“The deuce we are!” says George. “I wanted to go to the club. I detest Bayne, anyhow.”
“Yes, but he’s President of the Security Trust. If you want to get their new contract, you’d best dine, and get him to promise you. I’ve already lunched her, so the ground’s prepared.”
“Oh, very well,” growls George; “of course you’re right. I’ll be on hand.”
Result: They cement a friendship with two odious people whom they are afterward obliged to invite; but George gets the contract, and twenty thousand goes down to the family bank account. This spirit is by no means unknown in English and Continental life, but certainly it has its origin and prime exponents in America. No other people finds money sufficient exchange for perpetual boredom.
The European goes where he is amused, with friends who interest him. He dares. The American does not; having always to prove that he can afford to be in certain places, that he is of sufficient importance to be with certain people. America is full of ruinously expensive resorts that have sprung up in response to this craving for self-advertisement on the part of her “rising” sons and daughters. Squads of newspaper reporters go with them, and the nation is kept accurately informed to the minute as to what Mrs. Spender wore this morning at Palm Beach, Mrs. Haveall at Newport, Mrs. Dash at Hot Springs; also how many horses, motor cars, yachts and petty paraphernalia Charles Spender, Jimmy Haveall, and Henry Dash are carrying about. The credit of these men, together often with the credit of large business firms, depends on the show they can afford to make, and the jewels their wives wear.
But I believe that no man has a duller life than the rich man—or the moderately rich man of New York. He is generally the victim of dyspepsia—from too rich food taken in too great a hurry; he is always the victim of the office. Not even after he has retired, to spend the remainder of his days in dreary luxury between his clubs and Continental watering places, does the office habit cease to torment him. Once and forever, it has murdered the enjoyment of leisure and annihilated pleasure in peace.
Being naturally heavy-minded on all subjects except business, the American man with time on his hands is in a pitiable plight. I have met some of these poor gentlemen, wandering helplessly about the world with their major-general wives, and I must say they are among the most pathetic of married men. They hibernate in hotel lounges, smoking their enormous cigars and devouring their two-weeks-old New York newspapers; or, when they get the chance, monologuing by the hour on their past master strokes in the land where “things hum.” Sometimes in self-defence against the wife’s frocks and French hats, they have a hobby: ivories, or old silver—something eminently respectable. If so, they are apt to be laborious about it, as they are about all culture which they graft on themselves, or have grafted on them.

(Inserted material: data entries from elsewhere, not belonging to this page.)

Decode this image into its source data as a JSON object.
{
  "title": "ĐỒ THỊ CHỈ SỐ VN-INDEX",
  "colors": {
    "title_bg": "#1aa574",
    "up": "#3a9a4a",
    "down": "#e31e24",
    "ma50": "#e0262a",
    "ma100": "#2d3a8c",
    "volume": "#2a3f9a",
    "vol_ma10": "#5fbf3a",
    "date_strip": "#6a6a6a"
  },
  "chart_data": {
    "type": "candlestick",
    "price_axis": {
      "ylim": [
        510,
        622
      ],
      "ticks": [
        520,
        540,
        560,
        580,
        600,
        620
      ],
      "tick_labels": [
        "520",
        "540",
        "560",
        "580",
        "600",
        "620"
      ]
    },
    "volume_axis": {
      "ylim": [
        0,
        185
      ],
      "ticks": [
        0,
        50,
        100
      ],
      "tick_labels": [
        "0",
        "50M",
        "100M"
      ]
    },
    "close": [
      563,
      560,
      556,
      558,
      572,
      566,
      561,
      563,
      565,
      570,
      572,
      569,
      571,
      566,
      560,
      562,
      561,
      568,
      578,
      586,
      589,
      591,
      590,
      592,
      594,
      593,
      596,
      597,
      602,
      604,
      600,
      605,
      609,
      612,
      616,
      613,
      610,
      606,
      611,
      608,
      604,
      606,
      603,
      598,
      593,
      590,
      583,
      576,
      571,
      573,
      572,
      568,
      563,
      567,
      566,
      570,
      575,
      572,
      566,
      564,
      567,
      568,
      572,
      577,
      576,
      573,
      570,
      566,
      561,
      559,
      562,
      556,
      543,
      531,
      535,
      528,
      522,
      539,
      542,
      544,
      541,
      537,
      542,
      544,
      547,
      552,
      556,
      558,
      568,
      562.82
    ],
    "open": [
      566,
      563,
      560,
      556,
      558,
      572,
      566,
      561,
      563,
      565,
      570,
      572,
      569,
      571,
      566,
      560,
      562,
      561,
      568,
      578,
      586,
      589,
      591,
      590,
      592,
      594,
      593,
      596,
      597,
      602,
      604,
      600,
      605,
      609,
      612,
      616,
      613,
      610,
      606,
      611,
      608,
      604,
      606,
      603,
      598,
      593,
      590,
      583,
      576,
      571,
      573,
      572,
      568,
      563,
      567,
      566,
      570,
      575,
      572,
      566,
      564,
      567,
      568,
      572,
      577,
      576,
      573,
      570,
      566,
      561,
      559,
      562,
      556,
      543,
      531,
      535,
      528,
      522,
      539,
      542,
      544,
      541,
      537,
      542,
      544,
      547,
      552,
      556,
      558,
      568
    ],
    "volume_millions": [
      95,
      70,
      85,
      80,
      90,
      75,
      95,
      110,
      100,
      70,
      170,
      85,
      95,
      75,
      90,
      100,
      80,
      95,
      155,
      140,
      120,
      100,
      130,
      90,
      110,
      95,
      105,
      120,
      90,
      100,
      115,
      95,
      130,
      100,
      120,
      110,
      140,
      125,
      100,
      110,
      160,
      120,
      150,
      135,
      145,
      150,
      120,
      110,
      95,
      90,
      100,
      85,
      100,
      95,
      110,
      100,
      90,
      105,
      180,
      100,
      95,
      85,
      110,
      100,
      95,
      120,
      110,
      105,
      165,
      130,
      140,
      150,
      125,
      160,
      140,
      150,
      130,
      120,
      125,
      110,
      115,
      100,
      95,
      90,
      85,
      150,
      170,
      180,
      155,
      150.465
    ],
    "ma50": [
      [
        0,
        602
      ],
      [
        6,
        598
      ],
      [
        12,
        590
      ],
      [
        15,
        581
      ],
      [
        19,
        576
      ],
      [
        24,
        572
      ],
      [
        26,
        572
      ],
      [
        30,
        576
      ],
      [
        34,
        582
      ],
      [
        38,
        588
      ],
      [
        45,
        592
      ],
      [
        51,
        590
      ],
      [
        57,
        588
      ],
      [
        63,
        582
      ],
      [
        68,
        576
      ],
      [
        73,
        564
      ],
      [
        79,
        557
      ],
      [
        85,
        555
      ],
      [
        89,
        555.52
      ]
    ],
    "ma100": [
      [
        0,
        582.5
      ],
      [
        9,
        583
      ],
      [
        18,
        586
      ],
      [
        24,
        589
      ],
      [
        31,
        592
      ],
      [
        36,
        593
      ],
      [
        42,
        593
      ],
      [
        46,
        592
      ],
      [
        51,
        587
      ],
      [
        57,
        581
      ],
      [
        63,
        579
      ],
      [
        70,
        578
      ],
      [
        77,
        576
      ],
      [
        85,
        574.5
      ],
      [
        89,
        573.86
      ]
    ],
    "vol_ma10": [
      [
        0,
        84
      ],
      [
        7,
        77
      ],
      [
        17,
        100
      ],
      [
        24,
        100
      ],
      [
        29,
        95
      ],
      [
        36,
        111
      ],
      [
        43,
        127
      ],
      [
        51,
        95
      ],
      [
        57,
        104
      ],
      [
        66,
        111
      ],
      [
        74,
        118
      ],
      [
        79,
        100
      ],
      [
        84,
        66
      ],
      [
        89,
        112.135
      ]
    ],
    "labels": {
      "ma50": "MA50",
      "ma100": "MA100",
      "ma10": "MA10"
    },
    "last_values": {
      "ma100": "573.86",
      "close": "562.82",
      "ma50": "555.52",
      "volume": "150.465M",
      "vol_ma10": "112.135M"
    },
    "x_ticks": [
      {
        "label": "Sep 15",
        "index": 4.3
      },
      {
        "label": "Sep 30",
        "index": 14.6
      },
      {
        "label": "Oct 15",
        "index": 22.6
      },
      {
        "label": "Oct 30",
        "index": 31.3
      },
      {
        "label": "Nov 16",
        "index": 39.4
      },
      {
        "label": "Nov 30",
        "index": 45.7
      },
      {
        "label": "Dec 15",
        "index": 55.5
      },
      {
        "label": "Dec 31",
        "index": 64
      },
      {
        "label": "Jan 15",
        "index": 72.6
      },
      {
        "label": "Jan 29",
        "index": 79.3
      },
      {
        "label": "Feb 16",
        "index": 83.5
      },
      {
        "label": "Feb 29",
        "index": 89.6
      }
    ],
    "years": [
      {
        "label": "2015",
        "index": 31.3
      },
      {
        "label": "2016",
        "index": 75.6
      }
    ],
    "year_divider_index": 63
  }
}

Sometimes they turn their attention to sport; but the real sport of the American, man and woman, is climbing. It is born in them, and they never actually give it up until they die.
Meanwhile the couple who have resisted divorce and continued to climb together turn anxious eyes on the upward advance of their children. If the latter make a false step, mother with her trained wit must repair it; father must foot the bill. No more extravagantly indulgent parent exists than the American parent who himself has had to make his own way. His children are monarchs, weightedly crowned with luxuries they do not appreciate; and for them he slaves till death or nervous prostration lays him low. One wonders when the nation that has lost its head over the American girl will awake to the discovery of the American father. For the present he is a silent, deprecatory creature, toiling unceasingly six days of the week, and on the seventh to be found in some unfrequented corner of the house, inundated by newspapers, or unobtrusively building blocks in the nursery—where there is one.
As a rule, American children own the house, monopolize the conversation at meals, which almost invariably they take with their elders—whether there are guests or not, and are generally as arrogant and precocious little tyrants as unlimited indulgence and admiration can make them. They have been allowed to see and read everything their parents see and read; they have been taken to the theatre and about the world, from the time they could walk; they have, many of them, travelled abroad, and are ready to discuss Paris or London with the languid nonchalance of little old men and women; on the whole, these poor spoiled little people, through no fault of their own, are about as unpleasant and unnatural a type as can be found.
Instead of being kept simple and unsophisticated they are early inculcated with the importance of money and the things it can buy. American boys, rather than vying with one another in tennis or swimming vie with one another in the number of motor cars they own or sail-boats or saddle-horses, as the case may be. They would scorn the pony that is the English boy’s delight, but it is true that many young Americans at the tender age of twelve own their own motors, which they drive and discuss with the blasé air of men of the world. In like fashion the little girls, from the time they can toddle, are consumed with the idea of outdressing one another; and even give box parties and luncheons—beginning, almost before they are out of the cradle, to imitate their mothers in ambition and the consuming spirit of competition.